After natural drying, UV irradiation (250 W) is performed for 30 seconds to form a GOD-immobilized film by photocrosslinking.

Next, a platinum wire with this GOD fixed was
It was inserted into a platinum injection needle having an inner diameter of 0.8 mm to obtain a biomaterial-immobilized electrode as shown in FIG.

The biomaterial-immobilized electrode manufactured in this way was used at 37 ℃ and pH.
The sample was immersed in 7.0 phosphate buffer, various concentrations of glucose were added, and the increase in current at an applied voltage of 0.7 V was measured using the hollow needle as the cathode and the platinum wire as the anode.

Glucose diffuses from the tip of the needle into the GOD-immobilized membrane, and G
It is decomposed into gluconic acid and hydrogen peroxide by OD. At this time, both electrodes of the hollow needle and the platinum thin wire act as hydrogen peroxide electrodes, and a current proportional to the amount of hydrogen peroxide produced flows between both electrodes. . Therefore, the glucose concentration can be obtained from this current value.

From the measurement results shown in FIG. 2, a good correlation was observed between the glucose concentration and the output current.

(Effect of the Invention) The biological material-immobilized electrode according to the present invention, as described above,
By having a structure in which a thin metal wire coated with a biomaterial-immobilized film is inserted into the hollow needle at the tip portion, a voltage is applied using the hollow needle and the metal thin wire inserted in the biomaterial as both electrodes. At that time, the chemical change induced by the biological substance is detected as an electric signal, so that it can effectively function as a sensor for an artificial organ.

Since the size of the biomaterial-immobilized electrode is about the same as a normal injection needle, it can be easily inserted into and removed from the body when used as a sensor for implanting in the body, facilitating maintenance of the sensor. In addition, since the thin metal wire coated with the biomaterial immobilization membrane is held in the center of the hollow needle or extracted from the hollow needle, the biomaterial is immobilized at the time of insertion and extraction.
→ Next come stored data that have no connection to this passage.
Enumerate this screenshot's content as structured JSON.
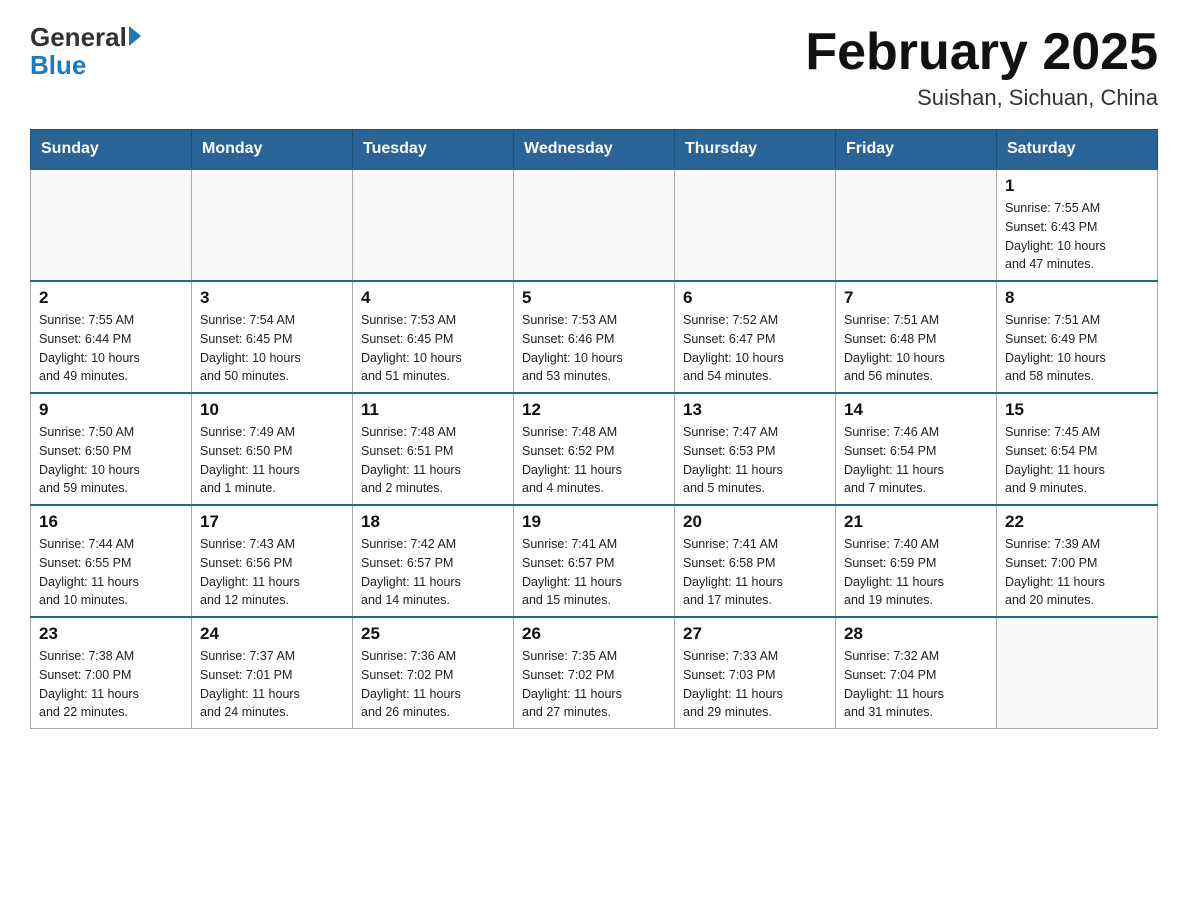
{
  "header": {
    "logo_general": "General",
    "logo_blue": "Blue",
    "main_title": "February 2025",
    "subtitle": "Suishan, Sichuan, China"
  },
  "days_of_week": [
    "Sunday",
    "Monday",
    "Tuesday",
    "Wednesday",
    "Thursday",
    "Friday",
    "Saturday"
  ],
  "weeks": [
    {
      "days": [
        {
          "num": "",
          "info": ""
        },
        {
          "num": "",
          "info": ""
        },
        {
          "num": "",
          "info": ""
        },
        {
          "num": "",
          "info": ""
        },
        {
          "num": "",
          "info": ""
        },
        {
          "num": "",
          "info": ""
        },
        {
          "num": "1",
          "info": "Sunrise: 7:55 AM\nSunset: 6:43 PM\nDaylight: 10 hours\nand 47 minutes."
        }
      ]
    },
    {
      "days": [
        {
          "num": "2",
          "info": "Sunrise: 7:55 AM\nSunset: 6:44 PM\nDaylight: 10 hours\nand 49 minutes."
        },
        {
          "num": "3",
          "info": "Sunrise: 7:54 AM\nSunset: 6:45 PM\nDaylight: 10 hours\nand 50 minutes."
        },
        {
          "num": "4",
          "info": "Sunrise: 7:53 AM\nSunset: 6:45 PM\nDaylight: 10 hours\nand 51 minutes."
        },
        {
          "num": "5",
          "info": "Sunrise: 7:53 AM\nSunset: 6:46 PM\nDaylight: 10 hours\nand 53 minutes."
        },
        {
          "num": "6",
          "info": "Sunrise: 7:52 AM\nSunset: 6:47 PM\nDaylight: 10 hours\nand 54 minutes."
        },
        {
          "num": "7",
          "info": "Sunrise: 7:51 AM\nSunset: 6:48 PM\nDaylight: 10 hours\nand 56 minutes."
        },
        {
          "num": "8",
          "info": "Sunrise: 7:51 AM\nSunset: 6:49 PM\nDaylight: 10 hours\nand 58 minutes."
        }
      ]
    },
    {
      "days": [
        {
          "num": "9",
          "info": "Sunrise: 7:50 AM\nSunset: 6:50 PM\nDaylight: 10 hours\nand 59 minutes."
        },
        {
          "num": "10",
          "info": "Sunrise: 7:49 AM\nSunset: 6:50 PM\nDaylight: 11 hours\nand 1 minute."
        },
        {
          "num": "11",
          "info": "Sunrise: 7:48 AM\nSunset: 6:51 PM\nDaylight: 11 hours\nand 2 minutes."
        },
        {
          "num": "12",
          "info": "Sunrise: 7:48 AM\nSunset: 6:52 PM\nDaylight: 11 hours\nand 4 minutes."
        },
        {
          "num": "13",
          "info": "Sunrise: 7:47 AM\nSunset: 6:53 PM\nDaylight: 11 hours\nand 5 minutes."
        },
        {
          "num": "14",
          "info": "Sunrise: 7:46 AM\nSunset: 6:54 PM\nDaylight: 11 hours\nand 7 minutes."
        },
        {
          "num": "15",
          "info": "Sunrise: 7:45 AM\nSunset: 6:54 PM\nDaylight: 11 hours\nand 9 minutes."
        }
      ]
    },
    {
      "days": [
        {
          "num": "16",
          "info": "Sunrise: 7:44 AM\nSunset: 6:55 PM\nDaylight: 11 hours\nand 10 minutes."
        },
        {
          "num": "17",
          "info": "Sunrise: 7:43 AM\nSunset: 6:56 PM\nDaylight: 11 hours\nand 12 minutes."
        },
        {
          "num": "18",
          "info": "Sunrise: 7:42 AM\nSunset: 6:57 PM\nDaylight: 11 hours\nand 14 minutes."
        },
        {
          "num": "19",
          "info": "Sunrise: 7:41 AM\nSunset: 6:57 PM\nDaylight: 11 hours\nand 15 minutes."
        },
        {
          "num": "20",
          "info": "Sunrise: 7:41 AM\nSunset: 6:58 PM\nDaylight: 11 hours\nand 17 minutes."
        },
        {
          "num": "21",
          "info": "Sunrise: 7:40 AM\nSunset: 6:59 PM\nDaylight: 11 hours\nand 19 minutes."
        },
        {
          "num": "22",
          "info": "Sunrise: 7:39 AM\nSunset: 7:00 PM\nDaylight: 11 hours\nand 20 minutes."
        }
      ]
    },
    {
      "days": [
        {
          "num": "23",
          "info": "Sunrise: 7:38 AM\nSunset: 7:00 PM\nDaylight: 11 hours\nand 22 minutes."
        },
        {
          "num": "24",
          "info": "Sunrise: 7:37 AM\nSunset: 7:01 PM\nDaylight: 11 hours\nand 24 minutes."
        },
        {
          "num": "25",
          "info": "Sunrise: 7:36 AM\nSunset: 7:02 PM\nDaylight: 11 hours\nand 26 minutes."
        },
        {
          "num": "26",
          "info": "Sunrise: 7:35 AM\nSunset: 7:02 PM\nDaylight: 11 hours\nand 27 minutes."
        },
        {
          "num": "27",
          "info": "Sunrise: 7:33 AM\nSunset: 7:03 PM\nDaylight: 11 hours\nand 29 minutes."
        },
        {
          "num": "28",
          "info": "Sunrise: 7:32 AM\nSunset: 7:04 PM\nDaylight: 11 hours\nand 31 minutes."
        },
        {
          "num": "",
          "info": ""
        }
      ]
    }
  ]
}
There is no risk of film peeling or damage.

Since the biological material-immobilized film is coated only on the tip portion of the thin metal wire, the thickness of the immobilization material film is reduced to provide a high-speed response.

[Brief description of drawings]

FIG. 1 is a cross-sectional view of a structural example of a biological material-immobilized electrode according to the present invention, and FIG. 2 is a chart of measurement results using the biological material-immobilized electrode according to the present invention. 1 ... Hollow needle, 2 ... Metal wire, 3 ... Biomaterial immobilization film, 4 ... Insulation film.

Claims (1)

[Scope of utility model registration request] 1. A biomaterial having a hollow needle (1) and a thin metal wire (2) which is detachably inserted into the hollow needle (1) with a biomaterial-immobilized film (3) coated on the surface of the tip. Fixed electrode.